How to Read Food Labels Efficiently

    Food labels are important, because everybody should know what they’re eating. Unfortunately reading every word of every label is easier said than done, unless you want to reserve all day for your grocery shopping trip. For the average person, there are only a couple pieces of information that you need to glean from the labels:

Calorie count
By now, everyone knows to watch their calories. Calories are the energy that our body uses to function, but over consuming this energy causes your body to store the excess as fat. Luckily, the calorie count is one of the first lines on the nutrition label, easily drawing your eyes to it.

Serving sizes/servings per container
Serving sizes require a little more attention when reading food labels. If you check the number of calories in a packaged food– but not the number of servings in the container– you may find yourself eating two or more of these servings in one go! For example, the label on a 20oz. bottle of soda says “110 calories”– not too bad for a giant soda. But then if you look up at the Servings per Container line, it says there are 2.5 servings in one bottle, making it 275 calories.

Nutrients to maximize: fiber, vitamins, minerals
When you move further down the list, the label lists the major nutrients in the food.
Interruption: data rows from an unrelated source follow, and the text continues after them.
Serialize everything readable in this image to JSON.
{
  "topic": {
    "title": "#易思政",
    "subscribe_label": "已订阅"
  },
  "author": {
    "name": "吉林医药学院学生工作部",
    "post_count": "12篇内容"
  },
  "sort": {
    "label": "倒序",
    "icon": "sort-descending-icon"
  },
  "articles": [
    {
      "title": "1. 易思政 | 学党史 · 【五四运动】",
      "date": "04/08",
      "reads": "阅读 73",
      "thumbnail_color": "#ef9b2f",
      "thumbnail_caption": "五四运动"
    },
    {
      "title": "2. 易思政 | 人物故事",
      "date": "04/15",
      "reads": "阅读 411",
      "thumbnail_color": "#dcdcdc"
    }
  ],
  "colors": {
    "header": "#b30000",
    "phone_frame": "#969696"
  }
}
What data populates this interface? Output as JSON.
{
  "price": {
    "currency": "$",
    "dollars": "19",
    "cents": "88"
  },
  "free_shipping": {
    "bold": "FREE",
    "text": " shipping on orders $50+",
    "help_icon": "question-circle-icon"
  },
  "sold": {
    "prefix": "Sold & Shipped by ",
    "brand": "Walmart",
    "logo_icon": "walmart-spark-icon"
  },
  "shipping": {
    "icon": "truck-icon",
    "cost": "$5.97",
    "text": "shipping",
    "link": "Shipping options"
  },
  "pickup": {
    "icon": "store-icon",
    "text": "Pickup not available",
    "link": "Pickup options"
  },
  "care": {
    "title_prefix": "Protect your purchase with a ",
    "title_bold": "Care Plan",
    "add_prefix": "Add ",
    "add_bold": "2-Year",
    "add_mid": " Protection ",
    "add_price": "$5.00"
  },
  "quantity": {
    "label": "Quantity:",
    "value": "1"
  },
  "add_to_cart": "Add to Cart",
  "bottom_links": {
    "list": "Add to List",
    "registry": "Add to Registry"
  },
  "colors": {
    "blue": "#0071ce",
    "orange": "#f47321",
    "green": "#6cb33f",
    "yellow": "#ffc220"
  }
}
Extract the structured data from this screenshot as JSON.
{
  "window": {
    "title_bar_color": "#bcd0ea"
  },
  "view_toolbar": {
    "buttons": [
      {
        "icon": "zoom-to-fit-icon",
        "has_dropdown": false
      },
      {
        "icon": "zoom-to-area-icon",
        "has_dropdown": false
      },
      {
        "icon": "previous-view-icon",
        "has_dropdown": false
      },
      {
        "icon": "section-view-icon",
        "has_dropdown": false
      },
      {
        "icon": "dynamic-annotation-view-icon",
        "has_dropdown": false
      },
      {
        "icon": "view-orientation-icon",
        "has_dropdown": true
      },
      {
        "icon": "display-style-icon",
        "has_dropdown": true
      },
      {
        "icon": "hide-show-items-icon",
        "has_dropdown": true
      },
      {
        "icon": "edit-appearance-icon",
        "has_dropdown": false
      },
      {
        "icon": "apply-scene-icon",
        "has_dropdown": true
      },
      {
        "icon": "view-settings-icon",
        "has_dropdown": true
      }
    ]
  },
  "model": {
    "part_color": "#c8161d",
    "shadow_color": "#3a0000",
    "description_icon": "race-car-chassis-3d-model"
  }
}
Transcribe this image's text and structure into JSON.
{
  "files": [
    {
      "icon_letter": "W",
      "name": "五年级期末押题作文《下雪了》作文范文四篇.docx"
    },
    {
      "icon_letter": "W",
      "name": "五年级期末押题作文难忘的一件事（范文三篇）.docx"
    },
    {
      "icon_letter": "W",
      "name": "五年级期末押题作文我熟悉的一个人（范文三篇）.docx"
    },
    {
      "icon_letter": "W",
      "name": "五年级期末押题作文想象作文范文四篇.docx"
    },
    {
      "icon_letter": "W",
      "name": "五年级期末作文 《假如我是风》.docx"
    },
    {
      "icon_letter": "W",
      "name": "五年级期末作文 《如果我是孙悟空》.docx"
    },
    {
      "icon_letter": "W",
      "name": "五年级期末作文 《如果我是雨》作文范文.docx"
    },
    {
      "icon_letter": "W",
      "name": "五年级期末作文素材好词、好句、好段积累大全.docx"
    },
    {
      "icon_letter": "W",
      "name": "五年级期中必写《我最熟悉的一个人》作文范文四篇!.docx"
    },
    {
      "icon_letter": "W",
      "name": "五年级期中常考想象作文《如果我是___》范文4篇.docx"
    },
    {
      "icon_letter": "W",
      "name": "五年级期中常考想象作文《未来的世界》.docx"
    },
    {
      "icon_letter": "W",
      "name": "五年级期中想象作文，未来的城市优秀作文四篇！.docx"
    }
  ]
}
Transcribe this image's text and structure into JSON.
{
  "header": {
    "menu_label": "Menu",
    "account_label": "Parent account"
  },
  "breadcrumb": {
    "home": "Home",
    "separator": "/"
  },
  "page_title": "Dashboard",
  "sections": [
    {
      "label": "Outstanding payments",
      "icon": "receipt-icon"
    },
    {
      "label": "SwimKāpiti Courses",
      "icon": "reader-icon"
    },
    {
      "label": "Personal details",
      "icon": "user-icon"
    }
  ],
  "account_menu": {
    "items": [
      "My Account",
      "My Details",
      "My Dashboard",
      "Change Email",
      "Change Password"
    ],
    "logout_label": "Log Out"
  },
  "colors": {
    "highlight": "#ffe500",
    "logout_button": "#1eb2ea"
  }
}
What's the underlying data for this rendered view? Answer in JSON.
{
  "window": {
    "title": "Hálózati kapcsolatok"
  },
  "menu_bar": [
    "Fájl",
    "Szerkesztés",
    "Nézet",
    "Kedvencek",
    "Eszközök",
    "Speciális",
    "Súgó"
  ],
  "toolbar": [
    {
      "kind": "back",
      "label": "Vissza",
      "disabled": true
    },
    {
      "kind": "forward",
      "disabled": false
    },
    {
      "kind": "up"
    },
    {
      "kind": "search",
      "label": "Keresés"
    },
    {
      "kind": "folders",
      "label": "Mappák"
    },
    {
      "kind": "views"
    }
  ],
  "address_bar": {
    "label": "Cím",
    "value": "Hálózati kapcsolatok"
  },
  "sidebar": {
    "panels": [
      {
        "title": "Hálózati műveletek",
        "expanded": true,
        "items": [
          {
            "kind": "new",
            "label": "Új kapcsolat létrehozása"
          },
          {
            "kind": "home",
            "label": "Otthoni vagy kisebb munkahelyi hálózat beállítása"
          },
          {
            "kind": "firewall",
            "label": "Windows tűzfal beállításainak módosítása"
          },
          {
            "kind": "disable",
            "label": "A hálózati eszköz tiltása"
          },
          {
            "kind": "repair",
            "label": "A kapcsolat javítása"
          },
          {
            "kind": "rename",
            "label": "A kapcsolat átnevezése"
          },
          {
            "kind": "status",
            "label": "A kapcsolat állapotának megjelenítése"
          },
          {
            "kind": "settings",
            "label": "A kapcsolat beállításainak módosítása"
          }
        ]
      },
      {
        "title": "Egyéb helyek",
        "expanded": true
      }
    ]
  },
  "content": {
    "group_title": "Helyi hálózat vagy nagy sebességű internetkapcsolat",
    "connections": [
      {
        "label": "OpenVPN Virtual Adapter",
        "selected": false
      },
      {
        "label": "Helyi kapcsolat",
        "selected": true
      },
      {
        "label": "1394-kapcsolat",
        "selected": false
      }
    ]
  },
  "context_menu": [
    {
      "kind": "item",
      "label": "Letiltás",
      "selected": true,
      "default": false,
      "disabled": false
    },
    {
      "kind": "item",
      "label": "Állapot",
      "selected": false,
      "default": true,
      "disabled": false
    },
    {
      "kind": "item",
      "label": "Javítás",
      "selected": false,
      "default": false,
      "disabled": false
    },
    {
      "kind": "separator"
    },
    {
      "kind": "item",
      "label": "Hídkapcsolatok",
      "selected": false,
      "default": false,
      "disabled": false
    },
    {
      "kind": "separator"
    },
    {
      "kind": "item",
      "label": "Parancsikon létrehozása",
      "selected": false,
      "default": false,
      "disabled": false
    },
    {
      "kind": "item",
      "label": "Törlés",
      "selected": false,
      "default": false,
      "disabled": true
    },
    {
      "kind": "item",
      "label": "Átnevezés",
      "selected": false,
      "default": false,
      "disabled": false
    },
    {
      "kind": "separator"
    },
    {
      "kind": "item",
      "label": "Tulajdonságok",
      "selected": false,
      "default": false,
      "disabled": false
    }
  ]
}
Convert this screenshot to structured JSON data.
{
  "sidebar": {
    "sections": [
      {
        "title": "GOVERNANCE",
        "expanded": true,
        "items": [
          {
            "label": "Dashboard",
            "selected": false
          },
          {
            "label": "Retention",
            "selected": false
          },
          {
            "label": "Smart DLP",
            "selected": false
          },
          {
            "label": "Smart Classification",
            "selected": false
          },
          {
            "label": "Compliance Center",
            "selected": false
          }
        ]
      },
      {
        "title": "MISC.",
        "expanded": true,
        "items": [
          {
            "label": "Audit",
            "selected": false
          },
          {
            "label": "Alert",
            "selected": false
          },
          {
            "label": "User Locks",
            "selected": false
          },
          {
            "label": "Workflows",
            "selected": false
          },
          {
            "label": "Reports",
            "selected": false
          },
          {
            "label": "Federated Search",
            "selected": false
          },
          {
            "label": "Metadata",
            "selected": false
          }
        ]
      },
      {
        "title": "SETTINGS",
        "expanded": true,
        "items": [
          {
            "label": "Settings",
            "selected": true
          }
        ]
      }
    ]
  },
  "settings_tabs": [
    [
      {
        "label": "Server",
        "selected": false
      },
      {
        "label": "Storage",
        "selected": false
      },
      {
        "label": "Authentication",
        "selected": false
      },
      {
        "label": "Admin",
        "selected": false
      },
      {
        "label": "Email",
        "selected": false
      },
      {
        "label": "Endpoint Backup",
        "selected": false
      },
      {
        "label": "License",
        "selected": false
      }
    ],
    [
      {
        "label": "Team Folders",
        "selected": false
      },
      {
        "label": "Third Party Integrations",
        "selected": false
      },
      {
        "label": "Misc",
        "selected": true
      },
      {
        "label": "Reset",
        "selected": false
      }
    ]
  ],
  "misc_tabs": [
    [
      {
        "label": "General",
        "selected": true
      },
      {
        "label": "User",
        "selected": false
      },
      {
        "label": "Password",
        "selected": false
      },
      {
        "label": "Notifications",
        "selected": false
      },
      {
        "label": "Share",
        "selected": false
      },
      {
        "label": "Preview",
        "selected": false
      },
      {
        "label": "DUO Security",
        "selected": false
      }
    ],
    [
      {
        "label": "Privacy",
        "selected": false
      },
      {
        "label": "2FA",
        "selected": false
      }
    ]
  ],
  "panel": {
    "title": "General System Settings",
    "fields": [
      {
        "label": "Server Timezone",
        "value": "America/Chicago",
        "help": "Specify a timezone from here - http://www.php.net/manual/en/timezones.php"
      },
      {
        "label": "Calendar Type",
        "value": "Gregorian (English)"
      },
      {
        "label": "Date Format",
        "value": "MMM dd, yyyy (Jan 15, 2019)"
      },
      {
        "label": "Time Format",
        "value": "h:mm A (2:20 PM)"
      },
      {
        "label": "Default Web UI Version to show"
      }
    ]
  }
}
Fiber, vitamins (Vitamins A, B, C, D, E, etc) and minerals (calcium, iron, magnesium, potassium, etc) are all important additions to one’s diet.

Nutrients to minimize: saturated fat, trans fat, sodium, sugars
Saturated and trans fats, sodium, and sugar can all cause health risks if eaten in excess. Fats and added sugar can contribute to obesity, while too much sodium has been shown to increase blood pressure. Many packaged or restaurant foods have higher amounts of these ingredients than one might expect, so it’s easy to overconsume.

Ingredient list: Split up multiple names for “hidden” sugar
At the bottom of the nutrition label, you’ll find the ingredient list. They are listed in order of quantity, so expect the first few ingredients to be included in large amounts, while there may only be traces of the last couple ingredients in your food. One important thing to look for is “hidden” sugar in the ingredient list. Sugar comes in many forms– high fructose corn syrup, agave nectar, barley malt syrup, dehydrated cane juice, and malt syrup, just to name a few. A single food item can contain multiple forms, meaning that there is less of each one so they fall closer to the end of the ingredient list.